Regardons, par exemple, Amazon, l’un des géants de l’IA et du cloud. L’entreprise est une véritable machine à cash. Son chiffre d’affaires atteignait 638 milliards de dollars en 2024 et pourrait doubler d’ici 2030, porté à la fois par l’e-commerce, l’expansion du cloud et la publicité. Aujourd’hui, Amazon affiche une marge nette de 10,5 %. Si elle montait à 12 % dans les prochaines années, le bénéfice annuel grimperait à environ 120 milliards de dollars.
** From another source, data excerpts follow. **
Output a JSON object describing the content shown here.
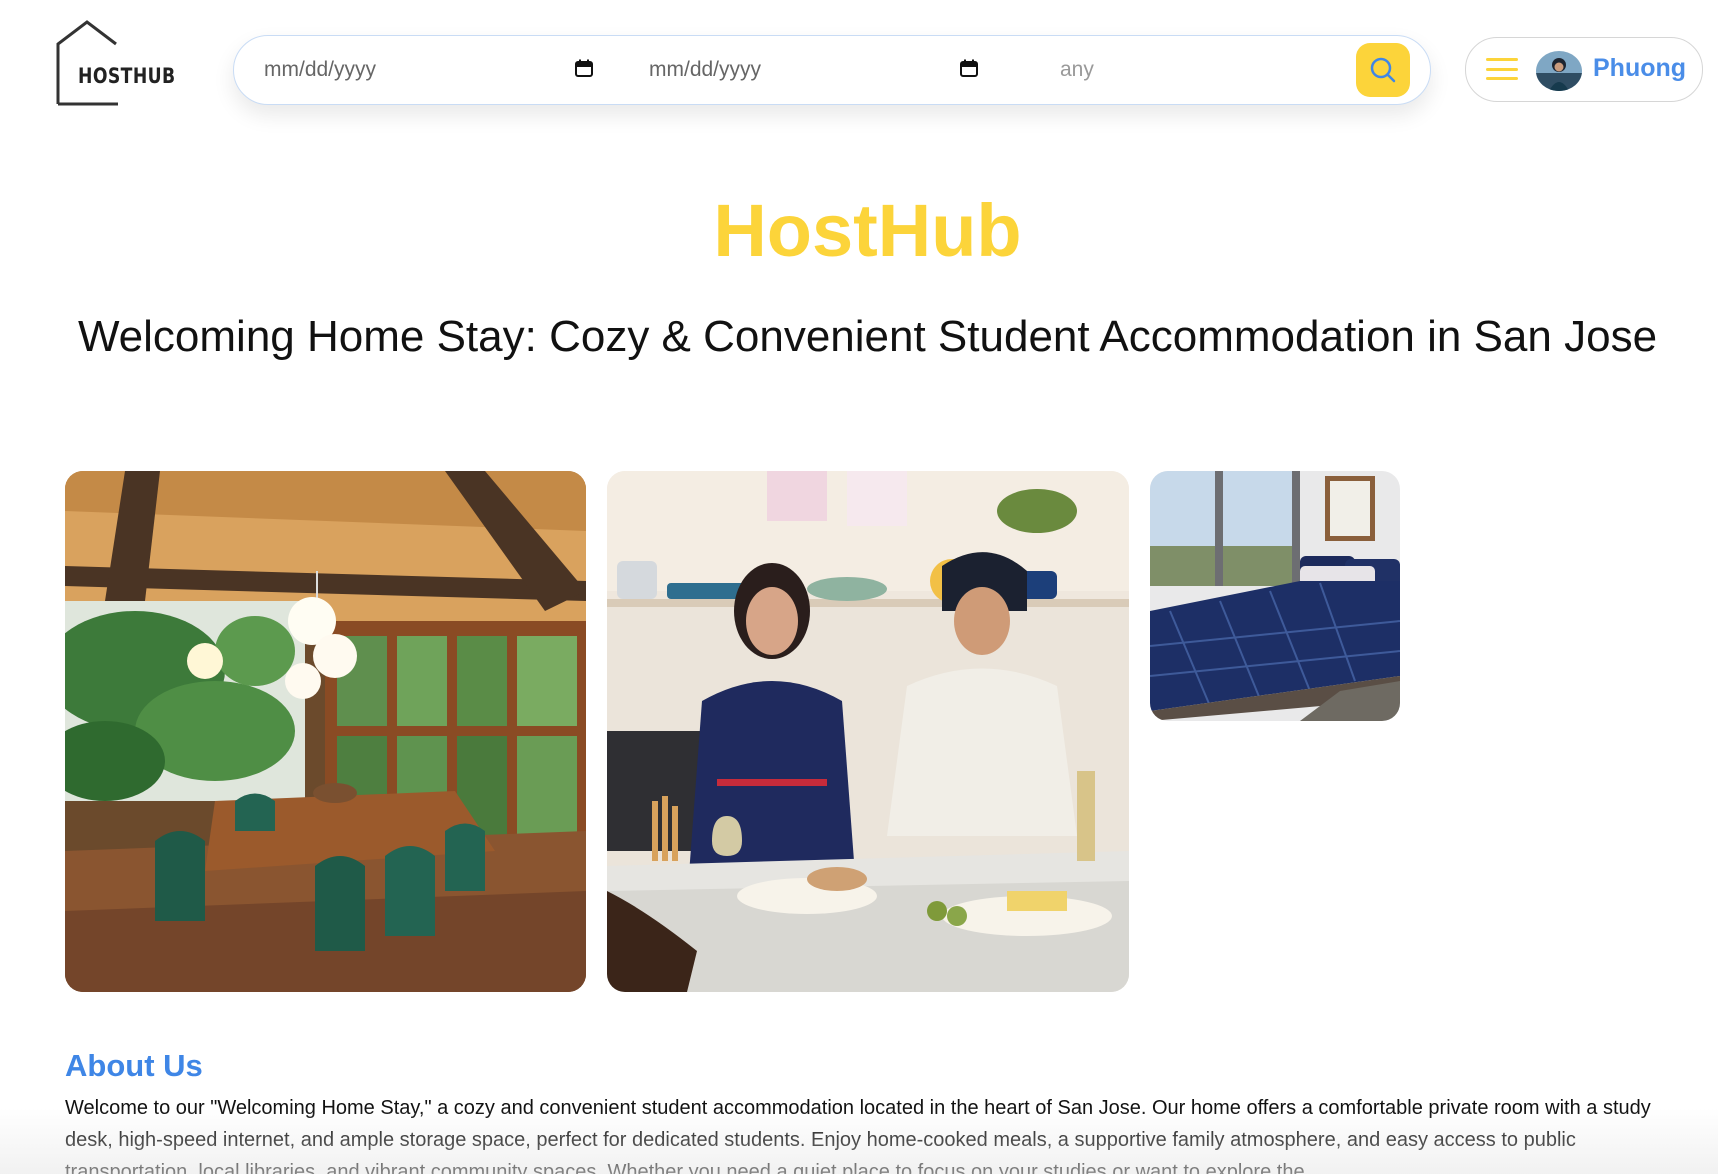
{
  "header": {
    "logo_text": "HOSTHUB",
    "check_in": {
      "value": "mm/dd/yyyy"
    },
    "check_out": {
      "value": "mm/dd/yyyy"
    },
    "guests": {
      "value": "any"
    },
    "search_icon": "search-icon",
    "menu_icon": "hamburger-icon",
    "user_name": "Phuong"
  },
  "main": {
    "brand_title": "HostHub",
    "listing_title": "Welcoming Home Stay: Cozy & Convenient Student Accommodation in San Jose",
    "photos": [
      "dining-room-photo",
      "kitchen-photo",
      "bedroom-photo"
    ],
    "about": {
      "heading": "About Us",
      "text": "Welcome to our \"Welcoming Home Stay,\" a cozy and convenient student accommodation located in the heart of San Jose. Our home offers a comfortable private room with a study desk, high-speed internet, and ample storage space, perfect for dedicated students. Enjoy home-cooked meals, a supportive family atmosphere, and easy access to public transportation, local libraries, and vibrant community spaces. Whether you need a quiet place to focus on your studies or want to explore the"
    }
  },
  "colors": {
    "accent_yellow": "#fcd43a",
    "accent_blue": "#3f86e6",
    "text": "#111111"
  }
}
Dans le même temps, le groupe reste peu endetté et dispose d’un coussin confortable de trésorerie : 54 milliards de dollars fin 2024.
Autre élément clé : la valorisation boursière. Le PER d’Amazon, un ratio souvent utilisé pour évaluer le niveau de prix d’une action, tourne autour de 30. Ce n’est pas particulièrement excessif. Il se situe d’ailleurs au niveau de celui de LVMH. À part quelques exceptions, comme Tesla, la plupart des grands acteurs de l’IA présentent le même type de profil : une rentabilité solide, des bilans plutôt sains et une dette maîtrisée.
Alors, bulle ou pas bulle ?
En résumé, les excès existent toujours en période d’innovation. Des projets surévalués verront leur valeur chuter, certains modèles économiques se révéleront fragiles et quelques acteurs disparaîtront. Cependant, il reste difficile de comparer la situation actuelle de l’IA avec les grandes bulles du passé, où la rentabilité était faible voire inexistante et où la dette atteignait des niveaux inquiétants.
Ce n’est pas le cas aujourd’hui pour la majorité des leaders de l’IA. Le secteur connaîtra sans doute des corrections, peut-être spectaculaires pour certaines valeurs individuelles, mais cela ne signifie pas automatiquement que nous vivons une bulle au sens classique du terme.